A 150-year-old part of Keighley's industrial heritage is set to leave the town in less than three months.

Dean Smith & Grace, which manufactures, services and repairs lathes, is to be moved to Halifax by its parent company Machine Tool Technology Group (MTTG).

Several of the firm's 17 employees are facing redundancy.

MTTG group chief executive Carl Griffiths, who lives in Silsden, confirmed the transfer but stressed the group was committed to maintaining and growing the DSG brand globally.

He said: "We are very conscious of the DSG legacy in Keighley but this move will bring all our operations together in one place band enable us to develop two recently launched DSG products more efficiently. When we bought DSG there was no drawing office operation and now we have systems engineers and a drawing office in Halifax.

"Such decisions are never easy but building a successful business sometimes involves tough decisions. We are currently in discussions about potential redundancies which will affect fewer than ten of the DSG workforce."

Steve Davison, president of Keighley Trades Union Council, said DSG, which was founded in 1865, had employed as many as 1,200 people in its heyday.

"The lathes they produced were probably the most famous in the world," he said.

"They also used to have a foundry in Lawkholme, but that closed down.

"The company lost a lot of its workers in the early to mid 1980s, which was a tragedy at the time.

"This latest news is very sad for the guys who are losing their jobs.

"Keighley once had a fantastic manufacturing tradition, but if this country is ever going to make anything again who is going to do it?"

DSG, based in leased premises in Pitt Street, was subject to a management buyout in 2005, went into administration in 2008 but was subsequently bought by Newsmith Stainless Ltd.

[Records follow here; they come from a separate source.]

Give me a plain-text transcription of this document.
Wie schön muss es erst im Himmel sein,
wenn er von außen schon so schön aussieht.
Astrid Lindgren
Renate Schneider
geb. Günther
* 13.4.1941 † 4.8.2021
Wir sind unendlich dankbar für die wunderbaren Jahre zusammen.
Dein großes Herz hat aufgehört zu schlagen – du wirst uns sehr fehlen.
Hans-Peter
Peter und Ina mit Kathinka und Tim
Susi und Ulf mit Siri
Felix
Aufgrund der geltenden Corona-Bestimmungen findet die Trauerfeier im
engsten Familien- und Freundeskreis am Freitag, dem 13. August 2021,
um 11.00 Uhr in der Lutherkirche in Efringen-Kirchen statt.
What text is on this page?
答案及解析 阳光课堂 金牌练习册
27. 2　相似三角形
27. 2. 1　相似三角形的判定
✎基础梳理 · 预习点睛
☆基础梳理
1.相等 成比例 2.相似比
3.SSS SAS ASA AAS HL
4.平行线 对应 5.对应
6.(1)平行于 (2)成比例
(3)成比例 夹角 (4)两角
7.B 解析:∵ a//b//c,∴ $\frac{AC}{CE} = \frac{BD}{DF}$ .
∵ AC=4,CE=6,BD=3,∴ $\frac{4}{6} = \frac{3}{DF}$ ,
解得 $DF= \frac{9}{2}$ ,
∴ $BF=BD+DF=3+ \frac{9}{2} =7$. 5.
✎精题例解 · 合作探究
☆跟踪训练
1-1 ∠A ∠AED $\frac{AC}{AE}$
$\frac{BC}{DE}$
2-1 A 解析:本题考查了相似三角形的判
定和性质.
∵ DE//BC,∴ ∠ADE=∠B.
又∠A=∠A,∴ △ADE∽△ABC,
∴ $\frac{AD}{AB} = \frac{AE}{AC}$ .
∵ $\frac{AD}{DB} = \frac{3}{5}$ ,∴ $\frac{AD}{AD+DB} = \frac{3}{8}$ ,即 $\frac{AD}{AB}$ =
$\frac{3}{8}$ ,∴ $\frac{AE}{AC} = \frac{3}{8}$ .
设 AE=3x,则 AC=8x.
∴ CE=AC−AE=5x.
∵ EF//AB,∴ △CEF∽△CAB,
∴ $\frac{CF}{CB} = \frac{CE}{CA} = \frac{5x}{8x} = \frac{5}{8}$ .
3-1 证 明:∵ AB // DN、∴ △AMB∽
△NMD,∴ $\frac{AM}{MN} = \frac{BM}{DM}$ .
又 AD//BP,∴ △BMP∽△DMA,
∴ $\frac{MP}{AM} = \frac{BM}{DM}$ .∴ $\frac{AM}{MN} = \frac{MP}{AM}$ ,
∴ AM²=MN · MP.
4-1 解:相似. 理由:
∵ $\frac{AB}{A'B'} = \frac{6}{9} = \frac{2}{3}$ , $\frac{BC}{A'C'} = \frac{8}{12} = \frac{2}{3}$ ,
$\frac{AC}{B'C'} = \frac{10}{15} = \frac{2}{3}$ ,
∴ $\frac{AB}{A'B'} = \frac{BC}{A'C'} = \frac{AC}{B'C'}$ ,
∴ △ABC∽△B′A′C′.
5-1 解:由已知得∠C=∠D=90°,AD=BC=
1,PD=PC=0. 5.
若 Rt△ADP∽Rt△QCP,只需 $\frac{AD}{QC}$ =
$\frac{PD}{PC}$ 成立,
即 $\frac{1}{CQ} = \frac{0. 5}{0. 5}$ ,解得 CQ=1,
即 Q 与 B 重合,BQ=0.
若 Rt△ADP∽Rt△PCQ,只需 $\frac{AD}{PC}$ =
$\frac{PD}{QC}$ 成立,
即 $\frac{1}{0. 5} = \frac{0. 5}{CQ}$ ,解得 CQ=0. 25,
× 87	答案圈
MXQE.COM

MTTG acquired the assets of DSG in 2012.

Conservative prospective parliamentary candidate for Keighley Kris Hopkins said: "Dean Smith & Grace has a long and rich history and were once one of the largest job creators in Keighley. I would be most concerned should they leave.

"But Keighley's manufacturing base remains very strong. For example, local company Teconnex – now the biggest private sector employer in the town – has recently completed a £2 million-plus expansion and increased staff numbers to more than 400, with more new jobs expected."

Labour Party PPC John Grogan said: "Dean Smith and Grace is one of the iconic names in Keighley's engineering history, producing the best lathes in the world which were exported around the globe.

"They supplied lathes to Rolls Royce and in turn their products were referred to as the Rolls Royce of lathes.

"In recent years the company has contracted but it's loss to the area would mark a significant moment."